An Osun State High Court sitting in Osogbo yesterday ordered Governor Rauf Aregbesola, to within seven days, file all necessary papers to defend himself on why he refused to constitute his cabinet since 2014.
Aregbesola, through his counsel, Fatimo Adesina urged the court to consider the governor’s application on the court’s lack of jurisdiction to hear the case before proceeding to the substantive suit filed by Barrister Kanmi Ajibola on his refusal to appoint commissioners for almost two years since his assumption of office for second term.
Ajibola had challenged Aregbesola’s tactics of deliberately wasting the time of the court by bringing on the issue of jurisdiction when in fact he had instituted his action against the governor since June this year.
“My submission is that this is no longer the law. When the Supreme Court knew that lawyers were using all delayed tactics in the court and for safety of time, which goes to the foundation of fair hearing, the Apex Court said the preliminary objection, whenever raised, should be concurrently taken. Citing the case of Amadi versus NNPC as reported in the NWLR, Part 674 of 2000, Ajibola noted that “what the Supreme Court did at that time was that at the point of judgment delivery, the court will first deal with the preliminary objection before going to the substantive issue”.

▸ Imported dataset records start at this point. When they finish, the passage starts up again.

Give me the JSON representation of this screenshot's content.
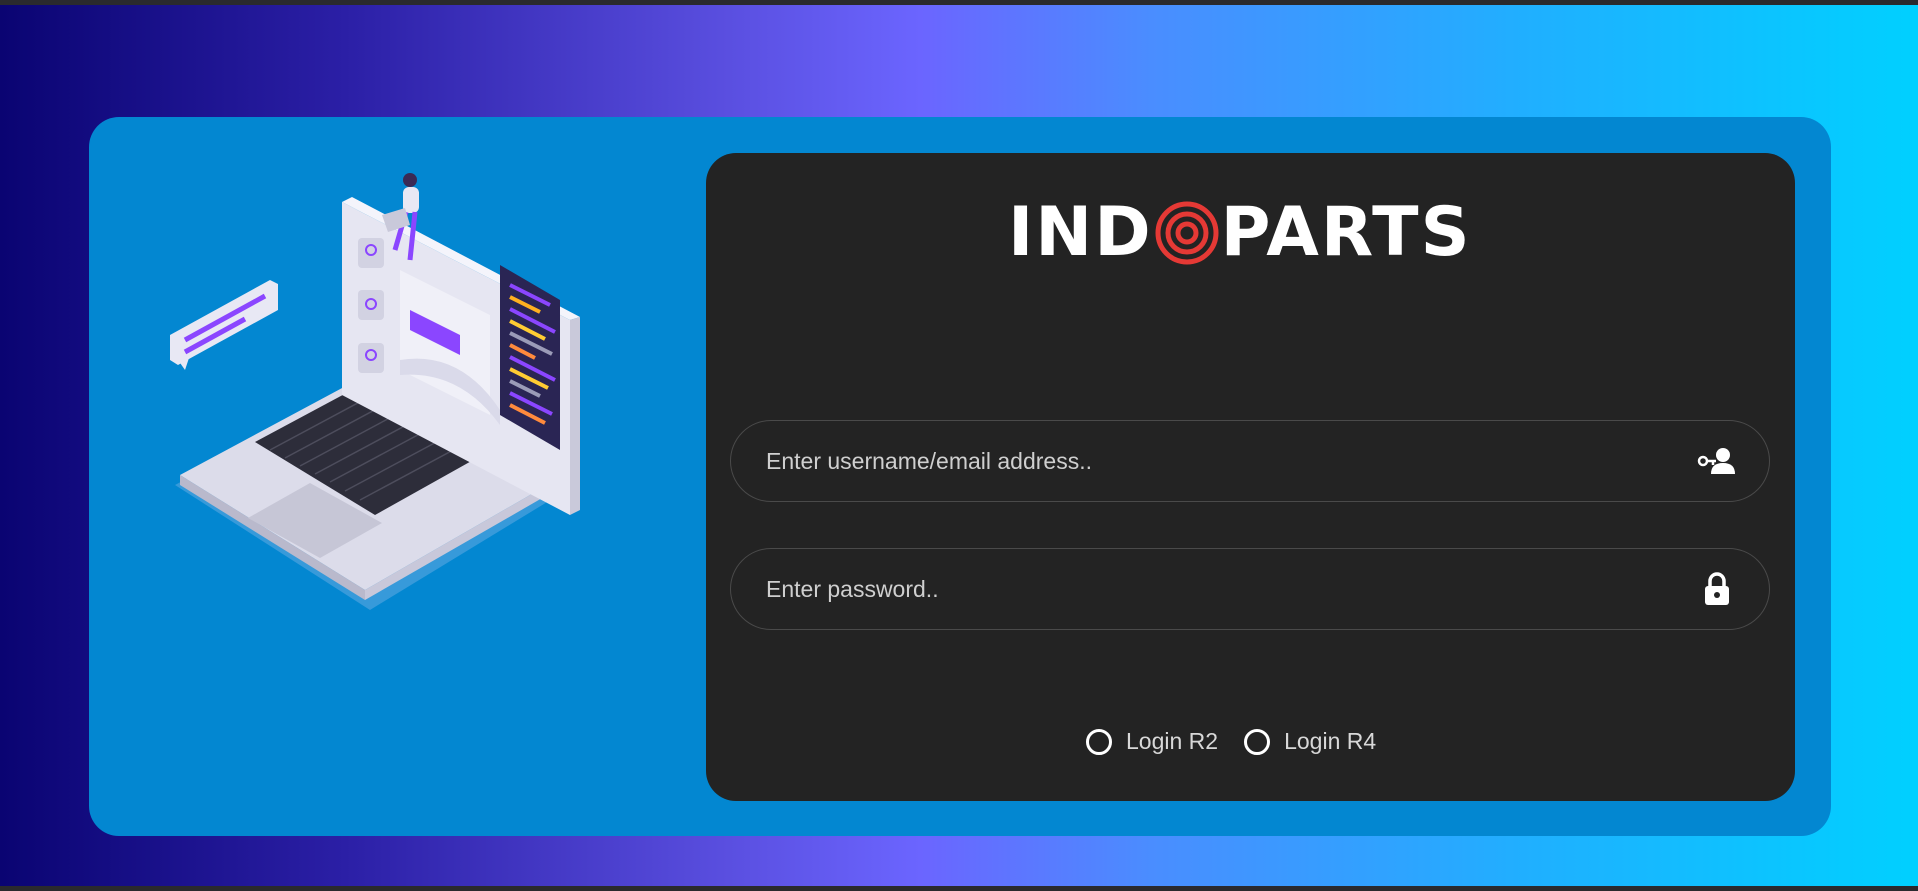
{
  "brand": {
    "logo_left": "IND",
    "logo_right": "PARTS",
    "accent_color": "#e53935"
  },
  "login": {
    "username_placeholder": "Enter username/email address..",
    "password_placeholder": "Enter password..",
    "username_icon": "user-key-icon",
    "password_icon": "lock-icon",
    "options": [
      {
        "label": "Login R2",
        "checked": false
      },
      {
        "label": "Login R4",
        "checked": false
      }
    ]
  },
  "colors": {
    "outer_card": "#0387d1",
    "panel": "#232323",
    "illustration_accent": "#8b46ff"
  }
}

Meanwhile, the defence counsel in her counter argument told the court that the position of the law has since changed from what Barrister Ajibola cited, asking the court to hear the issue of jurisdiction first before proceeding to the substantive suit.
According to her, in the Supreme Court case on Ajayi versus Adebiyi, vol. 11, Pages 137 and 202 decided in 2012, stated that it will be out of order for the court not to decide the issue of jurisdiction before venturing into the real matter. In his response, Ajibola told the court that the response of the defendant’s counsel was overdue, saying Aregbesola was already out of time in response to the issue on ground.
The applicant countered the defence counsel, saying the case she cited was different, adding that there was no issue of preliminary objection and time and no defence was filed as well. He asked the court to proceed on the case, adding that the defendant was not interested in the case but was doing everything just to waste the time of the court. In her ruling, the presiding judge, Justice Olayinka Ayoola said the law was so clear in the issue of jurisdiction, and that both the preliminary objection and the originating summons, saying both were going to be handled concurrently.
Justice Ayoola frowned at the time wasting tactics of the defendant, asking the governor’s counsel to file within seven days all necessary documents for the hearing and determination of the case.